Powerful story, lame filming
9 February 2012 | by (Germany) – See all my reviews

No statistics, my gut feeling, Three Kingdoms is definitive the most read novel in China, especially by the Chinese males, partly due to the fascinating heroism and intelligence described in the book, partly thanks to the Japanese game industry (companies like KOEI make games around this book for decades). It is fair to say, a lot of people in China have learned the stories by heart. Lots of Chinese males, including me, have read the book symbol by symbol at least three times.

There is also an abundance of film, TV and game adaptation of the story in China (Look at this the other way, how poor is the creativity in those Chinese script writers' heads, out of the 3000-year-long Chinese history they can only fix their eyes on this 100 years, which is largely based on this half-fiction half-truth novel). The popularity of the novel makes it difficult for any of those videos to satisfy the critical readers. Honestly, to make a film letter to letter based on the original text without any artistic recreation is a daunting task, a lot of dialogs, scenes and actions have to be filled in to make the story-telling to flow. Too many artistic recreation, the die hard readers are going to scream. See, there should be a balance here.

The old 1994 version, in my opinion, is quite an authentic account. True, the fighting and some other things in it were not that jaw-dropping, but they at least obeyed physic. This new 2010 version in contrast, fails at many aspects. The recreation is just a bit over the top and "Hollywood". The action is just a bit too like in circus. The demeanor of the actors were just too modern and "Taiwan" (Young actors pretended to be cool, old actors were way too stiff). And, the music sucks, the same pieces repeated again and again without any variation.

Here I just want to spill my guts about one thing, Cao Cao. This guy is the one of the two central figures in the whole story, the other is Zhu Ge Liang.
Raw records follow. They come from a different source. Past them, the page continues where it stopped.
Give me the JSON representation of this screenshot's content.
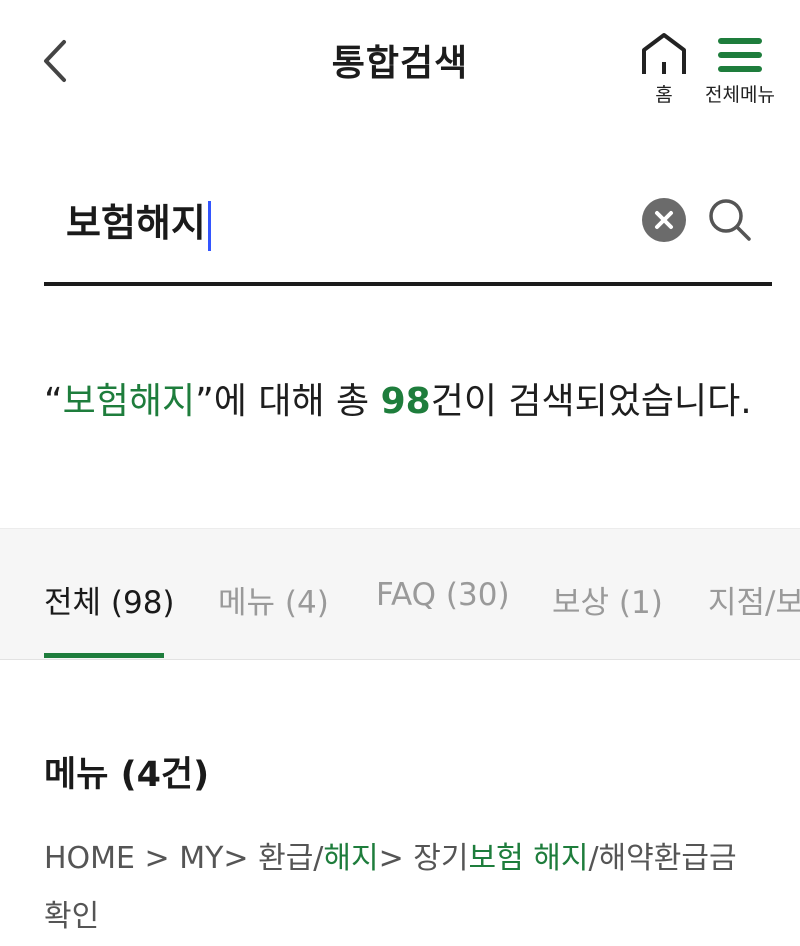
{
  "header": {
    "title": "통합검색",
    "home_label": "홈",
    "menu_label": "전체메뉴",
    "accent_color": "#1e7d3c"
  },
  "search": {
    "value": "보험해지"
  },
  "summary": {
    "open_quote": "“",
    "keyword": "보험해지",
    "mid_text": "”에 대해 총 ",
    "count": "98",
    "tail_text": "건이 검색되었습니다."
  },
  "tabs": [
    {
      "label": "전체 (98)",
      "active": true
    },
    {
      "label": "메뉴 (4)",
      "active": false
    },
    {
      "label": "FAQ (30)",
      "active": false
    },
    {
      "label": "보상 (1)",
      "active": false
    },
    {
      "label": "지점/보",
      "active": false
    }
  ],
  "menu_section": {
    "title": "메뉴 (4건)",
    "result": {
      "p1": "HOME > MY> 환급/",
      "p2": "해지",
      "p3": "> 장기",
      "p4": "보험 해지",
      "p5": "/해약환급금",
      "p6": "확인"
    }
  },
  "icons": {
    "back": "chevron-left-icon",
    "home": "home-icon",
    "menu": "hamburger-menu-icon",
    "clear": "clear-icon",
    "search": "search-icon"
  }
}
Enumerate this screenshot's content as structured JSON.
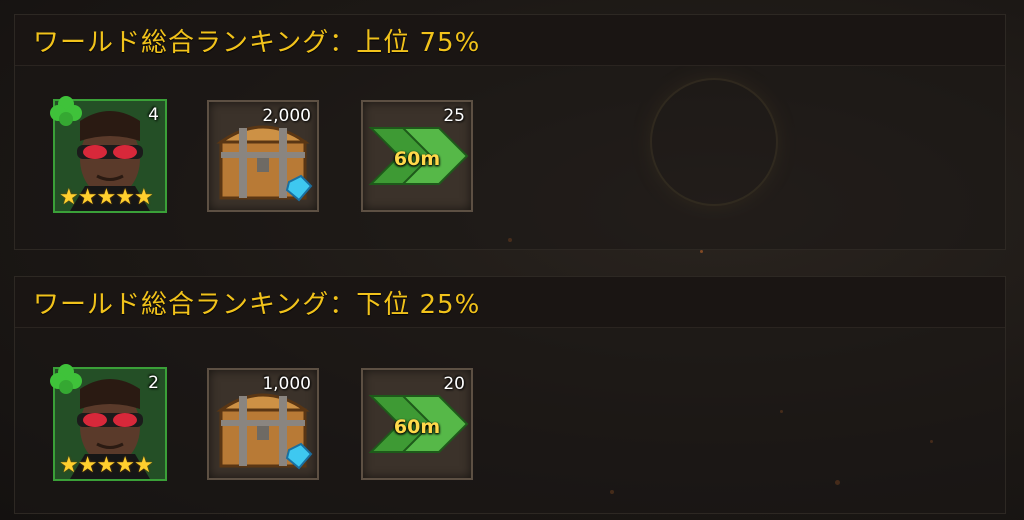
{
  "panels": [
    {
      "title": "ワールド総合ランキング：上位 75%",
      "rewards": {
        "hero_count": "4",
        "chest_count": "2,000",
        "speedup_count": "25",
        "speedup_label": "60m"
      }
    },
    {
      "title": "ワールド総合ランキング：下位 25%",
      "rewards": {
        "hero_count": "2",
        "chest_count": "1,000",
        "speedup_count": "20",
        "speedup_label": "60m"
      }
    }
  ],
  "hero_stars": 5,
  "colors": {
    "title": "#f1c21b",
    "hero_border": "#3aa038",
    "speedup_label": "#ffd94a"
  },
  "icons": [
    "hero-portrait-icon",
    "clover-icon",
    "star-icon",
    "treasure-chest-icon",
    "gem-icon",
    "speedup-arrow-icon"
  ]
}
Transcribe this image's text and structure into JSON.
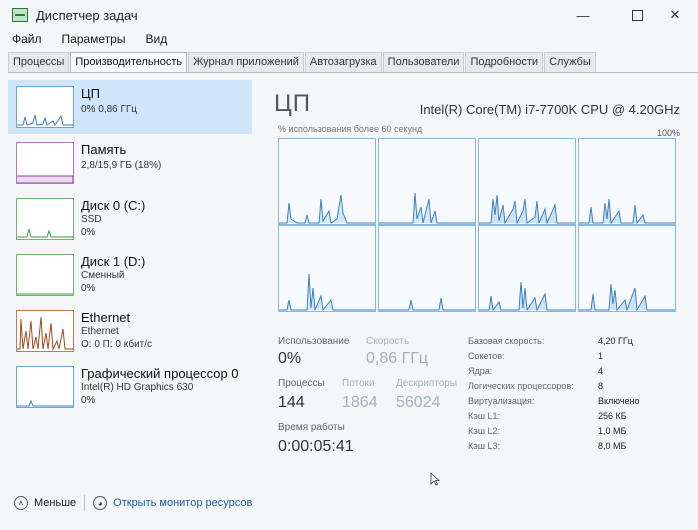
{
  "window": {
    "title": "Диспетчер задач"
  },
  "menu": [
    "Файл",
    "Параметры",
    "Вид"
  ],
  "tabs": [
    "Процессы",
    "Производительность",
    "Журнал приложений",
    "Автозагрузка",
    "Пользователи",
    "Подробности",
    "Службы"
  ],
  "active_tab": 1,
  "sidebar": [
    {
      "name": "ЦП",
      "lines": [
        "0% 0,86 ГГц"
      ],
      "active": true,
      "graph_color": "#3a7fc4"
    },
    {
      "name": "Память",
      "lines": [
        "2,8/15,9 ГБ (18%)"
      ],
      "graph_color": "#8b3aa0"
    },
    {
      "name": "Диск 0 (C:)",
      "lines": [
        "SSD",
        "0%"
      ],
      "graph_color": "#3e9a3e"
    },
    {
      "name": "Диск 1 (D:)",
      "lines": [
        "Сменный",
        "0%"
      ],
      "graph_color": "#3e9a3e"
    },
    {
      "name": "Ethernet",
      "lines": [
        "Ethernet",
        "О: 0 П: 0 кбит/с"
      ],
      "graph_color": "#a04a20"
    },
    {
      "name": "Графический процессор 0",
      "lines": [
        "Intel(R) HD Graphics 630",
        "0%"
      ],
      "graph_color": "#3a7fc4"
    }
  ],
  "main": {
    "title": "ЦП",
    "cpu_name": "Intel(R) Core(TM) i7-7700K CPU @ 4.20GHz",
    "graph_caption": "% использования более 60 секунд",
    "graph_max": "100%",
    "stats": {
      "usage_label": "Использование",
      "usage_value": "0%",
      "speed_label": "Скорость",
      "speed_value": "0,86 ГГц",
      "processes_label": "Процессы",
      "processes_value": "144",
      "threads_label": "Потоки",
      "threads_value": "1864",
      "handles_label": "Дескрипторы",
      "handles_value": "56024",
      "uptime_label": "Время работы",
      "uptime_value": "0:00:05:41"
    },
    "details": [
      {
        "label": "Базовая скорость:",
        "value": "4,20 ГГц"
      },
      {
        "label": "Сокетов:",
        "value": "1"
      },
      {
        "label": "Ядра:",
        "value": "4"
      },
      {
        "label": "Логических процессоров:",
        "value": "8"
      },
      {
        "label": "Виртуализация:",
        "value": "Включено"
      },
      {
        "label": "Кэш L1:",
        "value": "256 КБ"
      },
      {
        "label": "Кэш L2:",
        "value": "1,0 МБ"
      },
      {
        "label": "Кэш L3:",
        "value": "8,0 МБ"
      }
    ]
  },
  "footer": {
    "less_label": "Меньше",
    "monitor_label": "Открыть монитор ресурсов"
  }
}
Besides being an erudite writer, highly competent leader and great strategist, he is traditionally depicted as a cunning SOB, usually gets what he wants by hook or by crook, more or less like the young Bill Gates. The book author Luo Guang Zhong wrote a lot about his achievement, at the same time, he put a lot of negative color on the very same person. This conflictive treatment only makes this personal more fascinating and attractive. Such a controversial and multi-facet person is easy to admire, hard to acted as. Additionally, Cao Cao was somehow a handsome charming guy. Put these together, you get the picture. The Cao Cao in 1995 was very OK. This 2010 was not. The actor Chen Jian Bin failed to compete with his precedent by all account. Not cunning, not pretty, too smart-ass and is downright annoying when he laughed, or pretended to give us a fake laugh.

Try to grab the 1995 version instead.